Les médecins libéraux ont entamé, ce lundi, un mouvement de grève unitaire du 5 au 15 janvier à l’appel de l’ensemble des organisations syndicales. Grève administrative, réduction d’activité, exercice avec un brassard, voire fermeture de cabinets… Le mouvement s’annonce « très suivi », selon la Confédération des syndicats médicaux français (CSMF), dont 85 % des adhérents ont annoncé être en grève. Par ailleurs, près de 16 000 médecins se sont déclarés en grève dans l’après-midi, sur la plateforme du syndicat Jeunes Médecins Île-de-France. La mobilisation devrait évoluer crescendo avec, en point d’orgue, une manifestation à Paris samedi 10 janvier et un possible arrêt des blocs opératoires. Le président de la Fédération de l’hospitalisation privée (FHP) a en effet estimé que, dans toute la France, « 80 % des blocs opératoires seront fermés ce week-end ».
Si la ministre de la Santé ne « passe pas à l’acte », « les médecins cesseront toute activité entre le 10 et le 14 janvier », a prévenu Franck Devulder, président de la CSMF, sur « France Inter ». Parmi les nombreux sujets de tension, il a retenu deux enjeux : la limitation des dépassements d’honoraires et la mise sous objectifs des prescripteurs d’arrêts de travail. La limitation des dépassements d’honoraires a été retirée de la loi de financement de la Sécurité sociale 2026, a admis Franck Devulder, « elle sera discutée dans un cadre conventionnel ».
Deuxième point de tension, la mise sous objectifs des médecins forts prescripteurs d’arrêts de travail pour éviter les surprescriptions, prévue dans le projet de loi relatif à la lutte contre les fraudes sociales et fiscales, qui sera discutée à l’Assemblée nationale en janvier. « Nous sommes profondément contre le fait de mettre les médecins dans un projet de loi contre la fraude, entre la fraude fiscale et le trafic illicite, explique-t-il. Ce qui coûte cher à l'assurance-maladie, ce sont les arrêts de travail de longue durée. Il faut que l’on contrôle les personnes en arrêt maladie depuis des mois. »
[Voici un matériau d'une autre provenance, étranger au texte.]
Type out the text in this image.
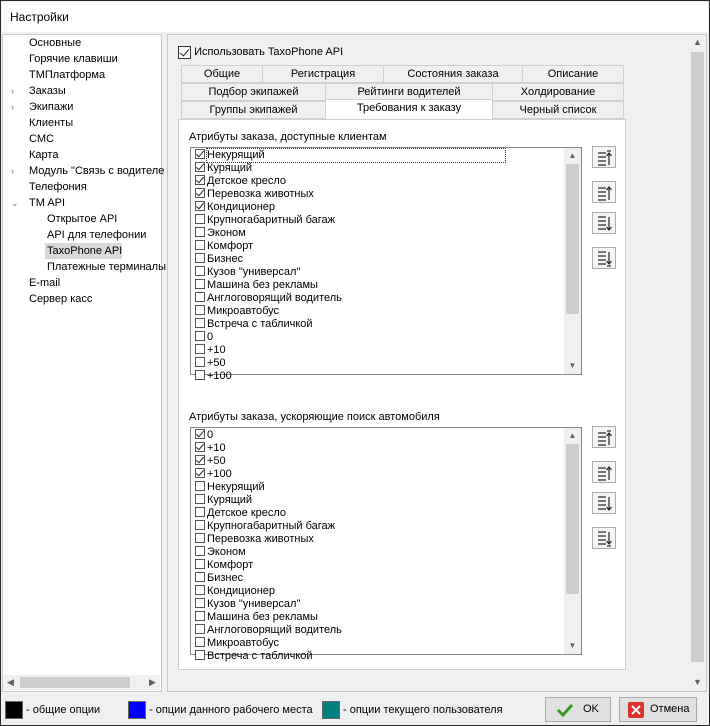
Настройки
◀	▶
Основные
Горячие клавиши
ТМПлатформа
Заказы
›
Экипажи
›
Клиенты
СМС
Карта
Модуль "Связь с водителе
›
Телефония
TM API
⌄
Открытое API
API для телефонии
TaxoPhone API
Платежные терминалы
E-mail
Сервер касс
▲
▼
Использовать TaxoPhone API
Общие	Регистрация	Состояния заказа	Описание
Подбор экипажей	Рейтинги водителей	Холдирование
Группы экипажей	Черный список
Атрибуты заказа, доступные клиентам
+100
+50
+10
0
Встреча с табличкой
Микроавтобус
Англоговорящий водитель
Машина без рекламы
Кузов "универсал"
Бизнес
Комфорт
Эконом
Крупногабаритный багаж
Кондиционер
Перевозка животных
Детское кресло
Курящий
Некурящий	▲
▼
Атрибуты заказа, ускоряющие поиск автомобиля
Встреча с табличкой
Микроавтобус
Англоговорящий водитель
Машина без рекламы
Кузов "универсал"
Кондиционер
Бизнес
Комфорт
Эконом
Перевозка животных
Крупногабаритный багаж
Детское кресло
Курящий
Некурящий
+100
+50
+10
0	▲
▼
Требования к заказу
- общие опции	- опции данного рабочего места	- опции текущего пользователя	OK	Отмена
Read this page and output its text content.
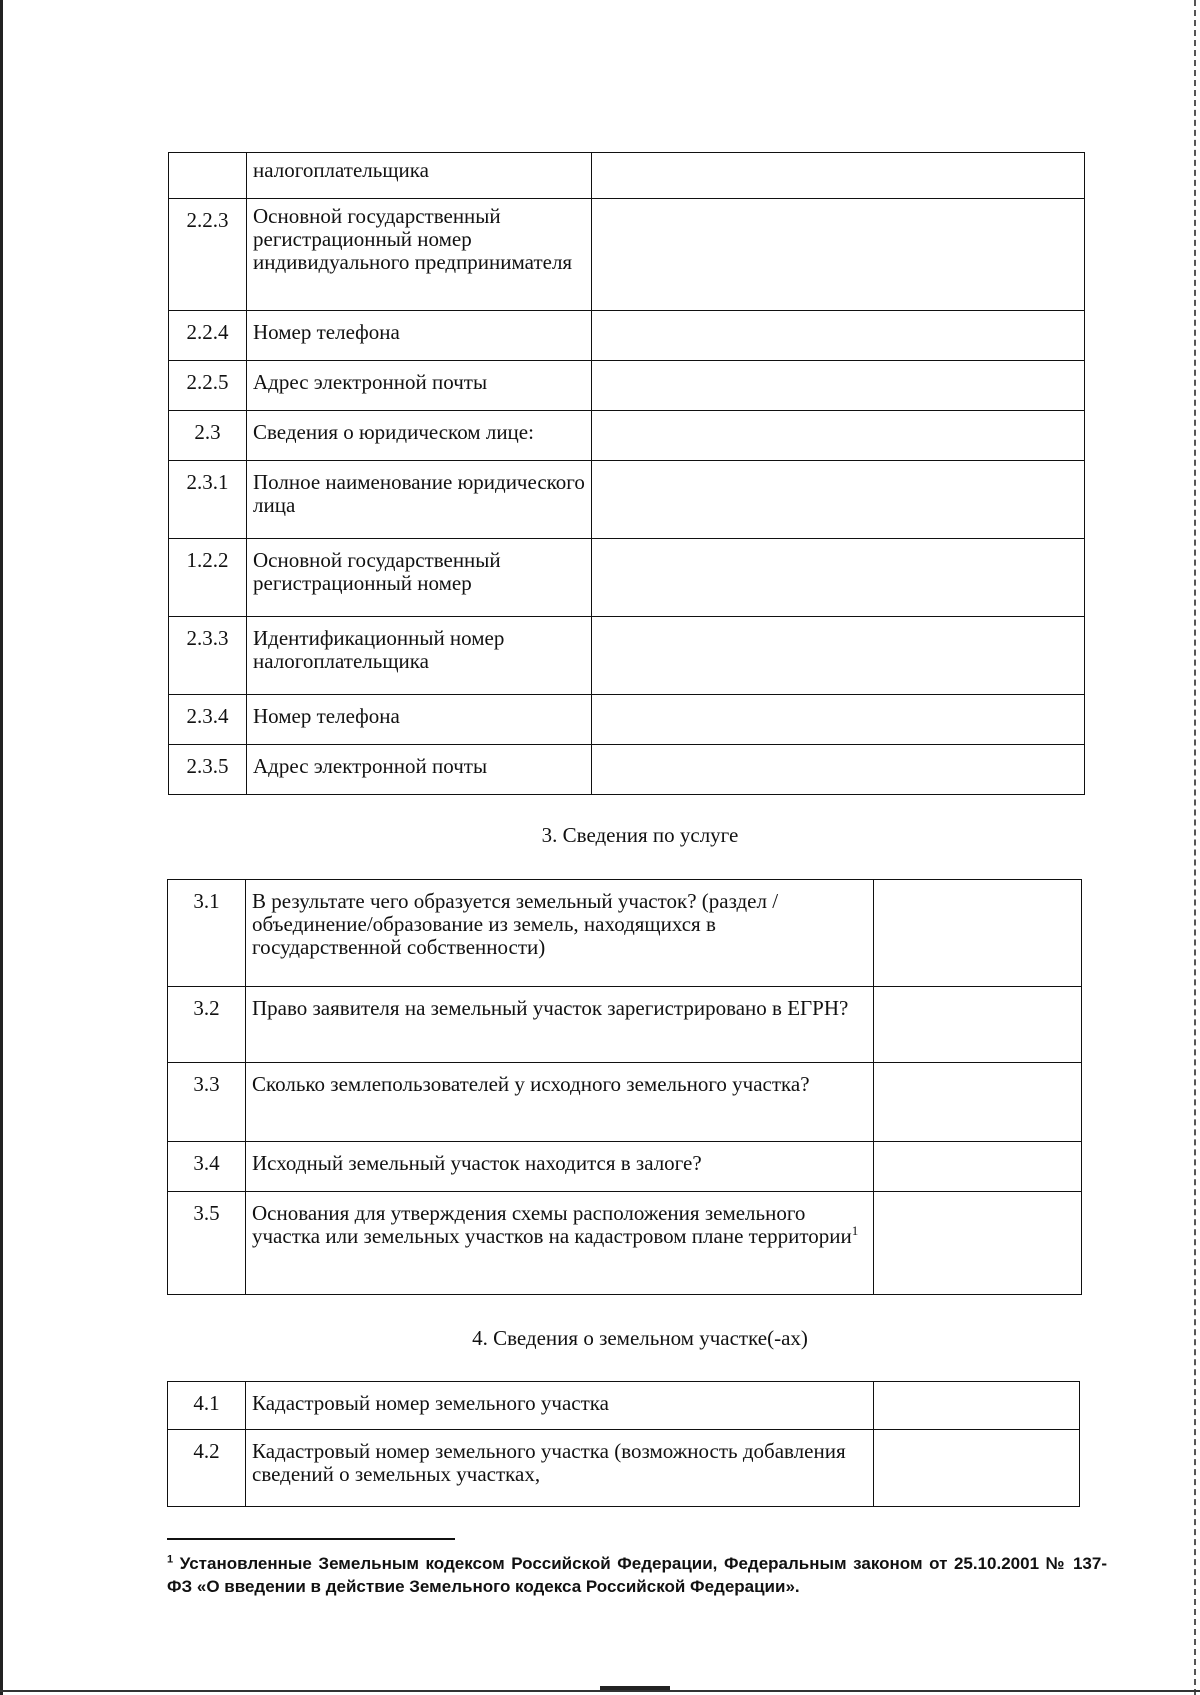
	налогоплательщика	
2.2.3	Основной государственный регистрационный номер индивидуального предпринимателя	
2.2.4	Номер телефона	
2.2.5	Адрес электронной почты	
2.3	Сведения о юридическом лице:	
2.3.1	Полное наименование юридического лица	
1.2.2	Основной государственный регистрационный номер	
2.3.3	Идентификационный номер налогоплательщика	
2.3.4	Номер телефона	
2.3.5	Адрес электронной почты	
3. Сведения по услуге
3.1	В результате чего образуется земельный участок? (раздел /объединение/образование из земель, находящихся в государственной собственности)	
3.2	Право заявителя на земельный участок зарегистрировано в ЕГРН?	
3.3	Сколько землепользователей у исходного земельного участка?	
3.4	Исходный земельный участок находится в залоге?	
3.5	Основания для утверждения схемы расположения земельного участка или земельных участков на кадастровом плане территории$^1$	
4. Сведения о земельном участке(-ах)
4.1	Кадастровый номер земельного участка	
4.2	Кадастровый номер земельного участка (возможность добавления сведений о земельных участках,	
$^1$ Установленные Земельным кодексом Российской Федерации, Федеральным законом от 25.10.2001 № 137-ФЗ «О введении в действие Земельного кодекса Российской Федерации».
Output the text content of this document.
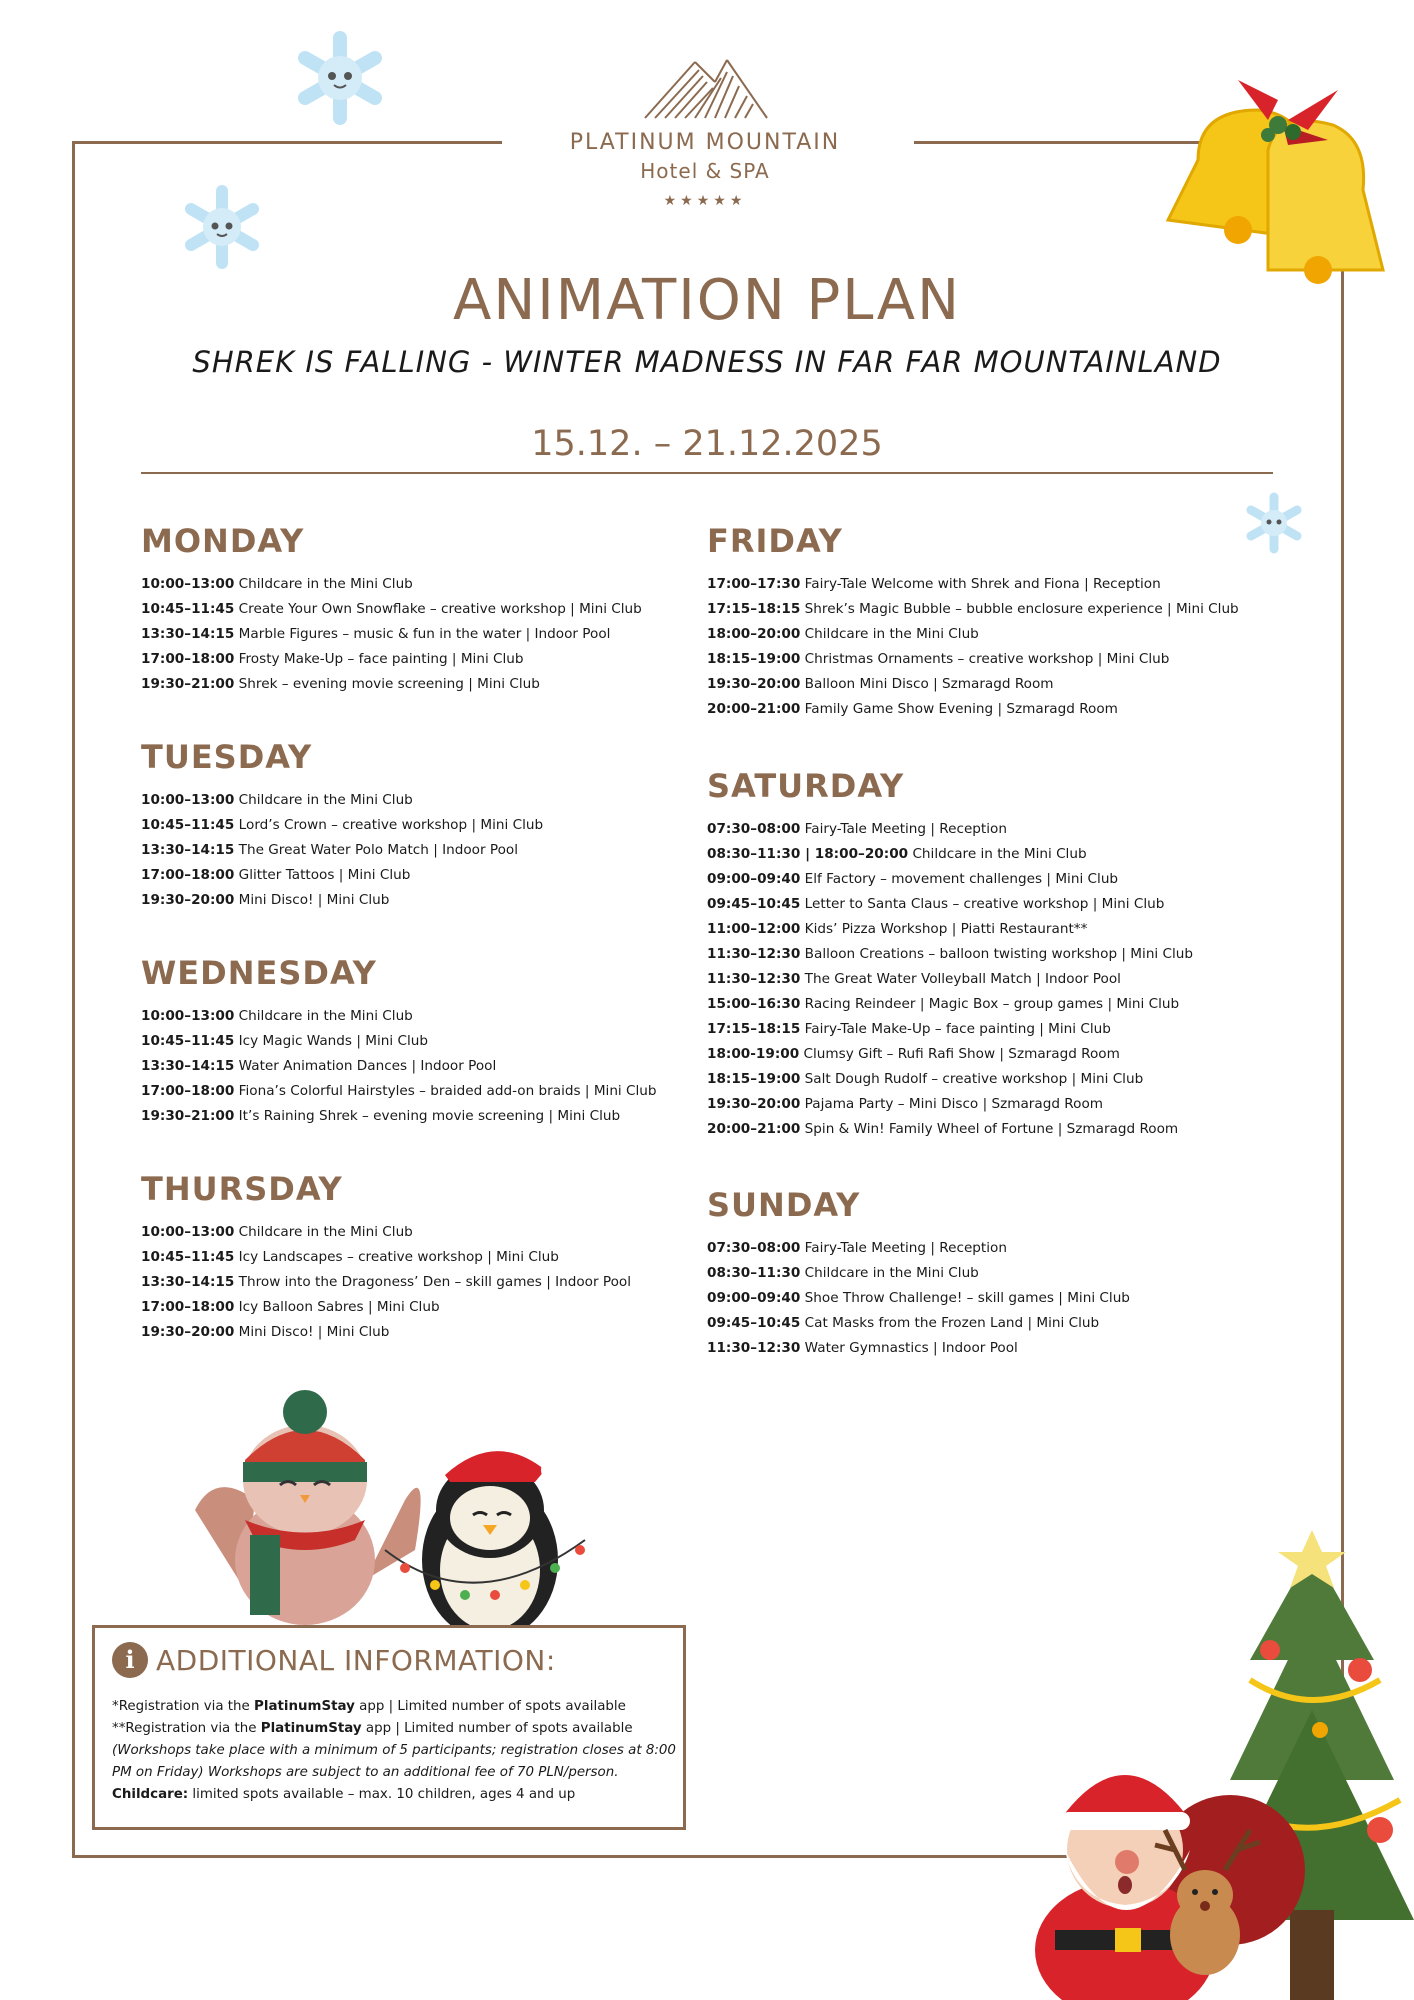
PLATINUM MOUNTAIN
Hotel & SPA
★★★★★
ANIMATION PLAN
SHREK IS FALLING - WINTER MADNESS IN FAR FAR MOUNTAINLAND
15.12. – 21.12.2025
MONDAY
10:00–13:00 Childcare in the Mini Club
10:45–11:45 Create Your Own Snowflake – creative workshop | Mini Club
13:30–14:15 Marble Figures – music & fun in the water | Indoor Pool
17:00–18:00 Frosty Make-Up – face painting | Mini Club
19:30–21:00 Shrek – evening movie screening | Mini Club
TUESDAY
10:00–13:00 Childcare in the Mini Club
10:45–11:45 Lord’s Crown – creative workshop | Mini Club
13:30–14:15 The Great Water Polo Match | Indoor Pool
17:00–18:00 Glitter Tattoos | Mini Club
19:30–20:00 Mini Disco! | Mini Club
WEDNESDAY
10:00–13:00 Childcare in the Mini Club
10:45–11:45 Icy Magic Wands | Mini Club
13:30–14:15 Water Animation Dances | Indoor Pool
17:00–18:00 Fiona’s Colorful Hairstyles – braided add-on braids | Mini Club
19:30–21:00 It’s Raining Shrek – evening movie screening | Mini Club
THURSDAY
10:00–13:00 Childcare in the Mini Club
10:45–11:45 Icy Landscapes – creative workshop | Mini Club
13:30–14:15 Throw into the Dragoness’ Den – skill games | Indoor Pool
17:00–18:00 Icy Balloon Sabres | Mini Club
19:30–20:00 Mini Disco! | Mini Club
FRIDAY
17:00–17:30 Fairy-Tale Welcome with Shrek and Fiona | Reception
17:15–18:15 Shrek’s Magic Bubble – bubble enclosure experience | Mini Club
18:00–20:00 Childcare in the Mini Club
18:15–19:00 Christmas Ornaments – creative workshop | Mini Club
19:30–20:00 Balloon Mini Disco | Szmaragd Room
20:00–21:00 Family Game Show Evening | Szmaragd Room
SATURDAY
07:30–08:00 Fairy-Tale Meeting | Reception
08:30–11:30 | 18:00–20:00 Childcare in the Mini Club
09:00–09:40 Elf Factory – movement challenges | Mini Club
09:45–10:45 Letter to Santa Claus – creative workshop | Mini Club
11:00–12:00 Kids’ Pizza Workshop | Piatti Restaurant**
11:30–12:30 Balloon Creations – balloon twisting workshop | Mini Club
11:30–12:30 The Great Water Volleyball Match | Indoor Pool
15:00–16:30 Racing Reindeer | Magic Box – group games | Mini Club
17:15–18:15 Fairy-Tale Make-Up – face painting | Mini Club
18:00-19:00 Clumsy Gift – Rufi Rafi Show | Szmaragd Room
18:15–19:00 Salt Dough Rudolf – creative workshop | Mini Club
19:30–20:00 Pajama Party – Mini Disco | Szmaragd Room
20:00–21:00 Spin & Win! Family Wheel of Fortune | Szmaragd Room
SUNDAY
07:30–08:00 Fairy-Tale Meeting | Reception
08:30–11:30 Childcare in the Mini Club
09:00–09:40 Shoe Throw Challenge! – skill games | Mini Club
09:45–10:45 Cat Masks from the Frozen Land | Mini Club
11:30–12:30 Water Gymnastics | Indoor Pool
i ADDITIONAL INFORMATION:
*Registration via the PlatinumStay app | Limited number of spots available
**Registration via the PlatinumStay app | Limited number of spots available
(Workshops take place with a minimum of 5 participants; registration closes at 8:00 PM on Friday) Workshops are subject to an additional fee of 70 PLN/person. Childcare: limited spots available – max. 10 children, ages 4 and up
La ministre de la Santé, Stéphanie Rist, a nuancé lundi matin sur « France Télévisions » l’impact du mouvement, en rappelant que contrairement aux praticiens hospitaliers, « les médecins libéraux n'ont pas l'obligation de se déclarer en grève, donc on n’a pas de prévision du nombre de grévistes ». Néanmoins, elle a indiqué avoir « pris les mesures nécessaires » pour assurer la permanence des soins, quitte « à réquisitionner ». « Nous devons continuer le dialogue (…) et j'espère que ce mouvement durera le moins longtemps possible », a-t-elle ajouté.
De son côté, Thomas Fatôme a tenté de rassurer les médecins libéraux dans une interview au « Quotidien du médecin ». « Ouvert au dialogue avec l’ensemble des syndicats médicaux », le directeur général de l’assurance-maladie a alerté sur le risque de désinformation lié au débat parlementaire chaotique sur le budget de la Sécu pour 2026 qui peut, selon lui, alimenter à tort la grogne médicale. Des mesures contre lesquelles les médecins protestent, telles que les amendes en cas de non-consultation du dossier médical partagé, ont en effet disparu de la loi adoptée. « Rien dans la version finale du texte ne remet en cause la place de la convention » qui « doit rester le pilier des relations entre l’assurance-maladie et les médecins ».